Because of this, the approach you are already using should be suitable. Binding the texture to unit 0 for all render passes will not result in worse performance than binding the texture to a different unit for each render pass.

You are most likely bandwidth limited. If you have not done so already, you can reduce your bandwidth overhead by compressing your input texture (e.g. PVRTC 2bpp or 4bpp).
Additionally, if the input texture is static (i.e. you’re not updating the contexts of the texture or its filtering modes etc, at run-time) and the effect you are applying in a given render pass is static (i.e. the effect produces identical results each frame), then you could generate the results of the render passes off-line.

Regards,
Joe

Hi and thanks for a swift reply! :smiley:


My input texture is fully dynamic, re-rendered each frame. Three questions:

  • Basically to improve performance, I need to reduce the resolution, simple as that?
  • How can I measure how much time each buffer takes, because when I measure the time between one FBO switch and another I always get 0ms, where as the whole frame gets quite some ms. Is everything batched towards the end of the frame by the driver or what? Can I “flush” somehow?
  • How would I use discard frame buffer in this case? F.e. the rendered input texture is of no longer use when I’ve rendered the three outputs. If I do not discard this will the GPU do some copy? Can I get some performance back by discarding here?
Kind regards, Andreas

Not sure if my follow up questions got hidden from you since I accidentally checked “answered” after posting the follow ups…


JackAsser said:

  • Basically to improve performance, I need to reduce the resolution, simple as that?

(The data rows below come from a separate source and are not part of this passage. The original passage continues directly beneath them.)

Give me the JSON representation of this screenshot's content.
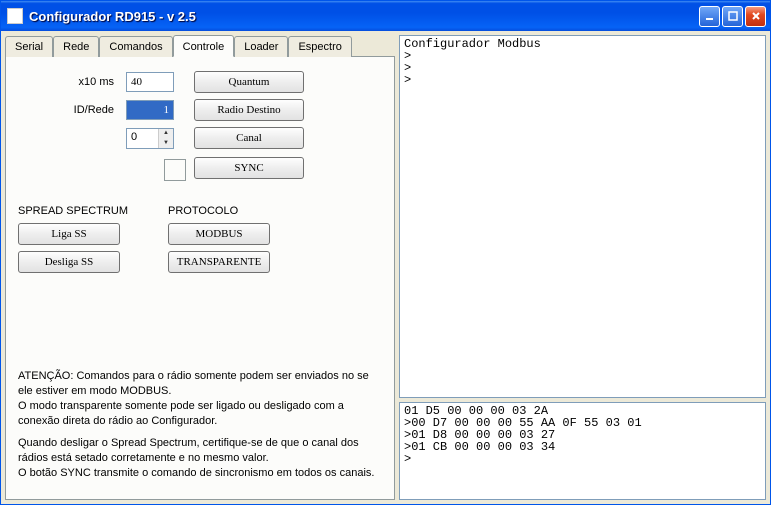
{
  "window": {
    "title": "Configurador RD915 - v 2.5"
  },
  "tabs": [
    "Serial",
    "Rede",
    "Comandos",
    "Controle",
    "Loader",
    "Espectro"
  ],
  "active_tab": "Controle",
  "controle": {
    "x10ms_label": "x10 ms",
    "x10ms_value": "40",
    "id_rede_label": "ID/Rede",
    "id_rede_value": "1",
    "canal_value": "0",
    "buttons": {
      "quantum": "Quantum",
      "radio_destino": "Radio Destino",
      "canal": "Canal",
      "sync": "SYNC"
    },
    "spread_section": "SPREAD SPECTRUM",
    "liga_ss": "Liga SS",
    "desliga_ss": "Desliga SS",
    "protocolo_section": "PROTOCOLO",
    "modbus": "MODBUS",
    "transparente": "TRANSPARENTE",
    "info1": "ATENÇÃO: Comandos para o rádio somente podem ser enviados no se ele estiver em modo MODBUS.\nO modo transparente somente pode ser ligado ou desligado com a conexão direta do rádio ao Configurador.",
    "info2": "Quando desligar o Spread Spectrum, certifique-se de que o canal dos rádios está setado corretamente e no mesmo valor.\nO botão SYNC transmite o comando de sincronismo em todos os canais."
  },
  "console_top": "Configurador Modbus\n>\n>\n>",
  "console_bottom": "01 D5 00 00 00 03 2A\n>00 D7 00 00 00 55 AA 0F 55 03 01\n>01 D8 00 00 00 03 27\n>01 CB 00 00 00 03 34\n>"
}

  • Reducing the resolution should help. As your texture is fully dynamic, the overhead of uploading new texture data every frame may also be impacting performance. Figuring out the best way to reduce this overhead is a big discussion by itself. It would be best to start a new topic for this.


    JackAsser said:

  • How can I measure how much time each buffer takes, because when I measure the time between one FBO switch and another I always get 0ms, where as the whole frame gets quite some ms. Is everything batched towards the end of the frame by the driver or what? Can I "flush" somehow??

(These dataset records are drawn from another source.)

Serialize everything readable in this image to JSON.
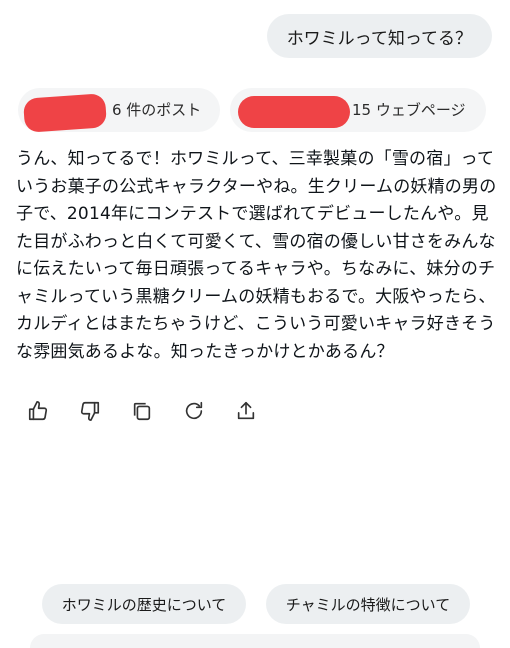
{
  "user_message": "ホワミルって知ってる？",
  "sources": {
    "posts_label": "6 件のポスト",
    "web_label": "15 ウェブページ"
  },
  "assistant_reply": "うん、知ってるで！ホワミルって、三幸製菓の「雪の宿」っていうお菓子の公式キャラクターやね。生クリームの妖精の男の子で、2014年にコンテストで選ばれてデビューしたんや。見た目がふわっと白くて可愛くて、雪の宿の優しい甘さをみんなに伝えたいって毎日頑張ってるキャラや。ちなみに、妹分のチャミルっていう黒糖クリームの妖精もおるで。大阪やったら、カルディとはまたちゃうけど、こういう可愛いキャラ好きそうな雰囲気あるよな。知ったきっかけとかあるん？",
  "actions": {
    "icons": [
      "thumbs-up-icon",
      "thumbs-down-icon",
      "copy-icon",
      "regenerate-icon",
      "share-icon"
    ]
  },
  "suggestions": [
    "ホワミルの歴史について",
    "チャミルの特徴について"
  ],
  "colors": {
    "bubble_bg": "#eceff1",
    "chip_bg": "#f4f5f6",
    "redaction": "#ef4346",
    "text": "#0f1419",
    "icon": "#333333"
  }
}
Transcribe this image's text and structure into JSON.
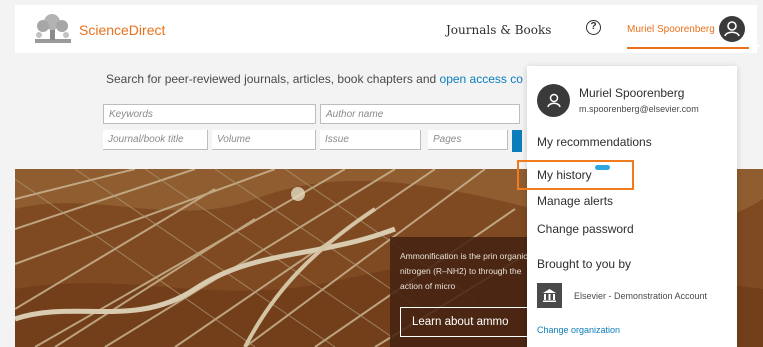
{
  "header": {
    "brand": "ScienceDirect",
    "nav_journals_books": "Journals & Books",
    "help_glyph": "?",
    "user_name": "Muriel Spoorenberg",
    "colors": {
      "brand": "#e9711c",
      "link": "#0c7dbb"
    }
  },
  "search": {
    "intro_prefix": "Search for peer-reviewed journals, articles, book chapters and ",
    "intro_link": "open access co",
    "keywords_placeholder": "Keywords",
    "author_placeholder": "Author name",
    "journal_placeholder": "Journal/book title",
    "volume_placeholder": "Volume",
    "issue_placeholder": "Issue",
    "pages_placeholder": "Pages"
  },
  "hero": {
    "caption": "Ammonification is the prin organic nitrogen (R–NH2) to through the action of micro",
    "button_label": "Learn about ammo"
  },
  "user_menu": {
    "name": "Muriel Spoorenberg",
    "email": "m.spoorenberg@elsevier.com",
    "items": [
      {
        "label": "My recommendations"
      },
      {
        "label": "My history"
      },
      {
        "label": "Manage alerts"
      },
      {
        "label": "Change password"
      }
    ],
    "brought_to_you_by": "Brought to you by",
    "institution": "Elsevier - Demonstration Account",
    "change_organization": "Change organization",
    "highlight_color": "#f07c1f"
  },
  "icons": [
    "elsevier-tree-logo-icon",
    "help-icon",
    "user-avatar-icon",
    "institution-building-icon",
    "new-badge-icon"
  ]
}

  • Taking timestamps in an application to measure GPU performance is tricky for a number of reasons. This includes the fact that the driver doesn't have to immediately submit to work to the GPU when you pass the data to GL and also that PowerVR GPUs keep multiple frames in flight at any given time (vertex and fragment processing work from different frames is processed in parallel).

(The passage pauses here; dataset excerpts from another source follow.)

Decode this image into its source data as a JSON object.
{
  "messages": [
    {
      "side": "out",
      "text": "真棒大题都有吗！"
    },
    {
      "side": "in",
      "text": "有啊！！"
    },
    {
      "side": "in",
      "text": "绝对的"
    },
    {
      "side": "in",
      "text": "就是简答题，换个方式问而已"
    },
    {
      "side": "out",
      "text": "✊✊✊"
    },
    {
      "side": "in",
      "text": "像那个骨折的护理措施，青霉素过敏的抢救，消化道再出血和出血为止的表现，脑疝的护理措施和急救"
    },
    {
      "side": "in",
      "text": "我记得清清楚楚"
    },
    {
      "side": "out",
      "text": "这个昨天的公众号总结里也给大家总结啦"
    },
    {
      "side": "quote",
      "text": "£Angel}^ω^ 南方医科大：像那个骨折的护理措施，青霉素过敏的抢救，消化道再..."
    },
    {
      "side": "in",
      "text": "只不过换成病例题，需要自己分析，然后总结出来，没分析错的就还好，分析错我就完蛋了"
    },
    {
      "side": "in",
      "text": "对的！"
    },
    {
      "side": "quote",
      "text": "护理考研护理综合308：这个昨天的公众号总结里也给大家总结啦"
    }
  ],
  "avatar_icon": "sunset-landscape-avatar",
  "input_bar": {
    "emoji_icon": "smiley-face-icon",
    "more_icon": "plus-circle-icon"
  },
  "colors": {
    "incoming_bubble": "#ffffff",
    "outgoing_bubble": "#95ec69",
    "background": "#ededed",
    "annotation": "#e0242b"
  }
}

    The best way to force a render is to call glReadPixels() (1x1 region will do). As this is a blocking operation, it's best to collect a time stamp, render the frame you want to profile a large number of times(e.g. 2000 or more frames), call glReadPixels() in the last frame before the swap and collect a second time stamp after it returns. Dividing the elapsed time by the number of rendered frames will give an accurate average frame-time (as the frame you're rendering is static, i.e. the number of triangles and blended fragments doesn't change).


    JackAsser said:

  • How would I use discard frame buffer in this case? F.e. the rendered input texture is of no longer use when I've rendered the three outputs. If I do not discard this will the GPU do some copy? Can I get some performance back by discarding here?



  • The discard framebuffer extension tells the driver that the contents of specified buffers do not need to be preserved. This allows you to prevent the GPU from wasting memory bandwidth by redundantly writing out the redundant buffer data to memory.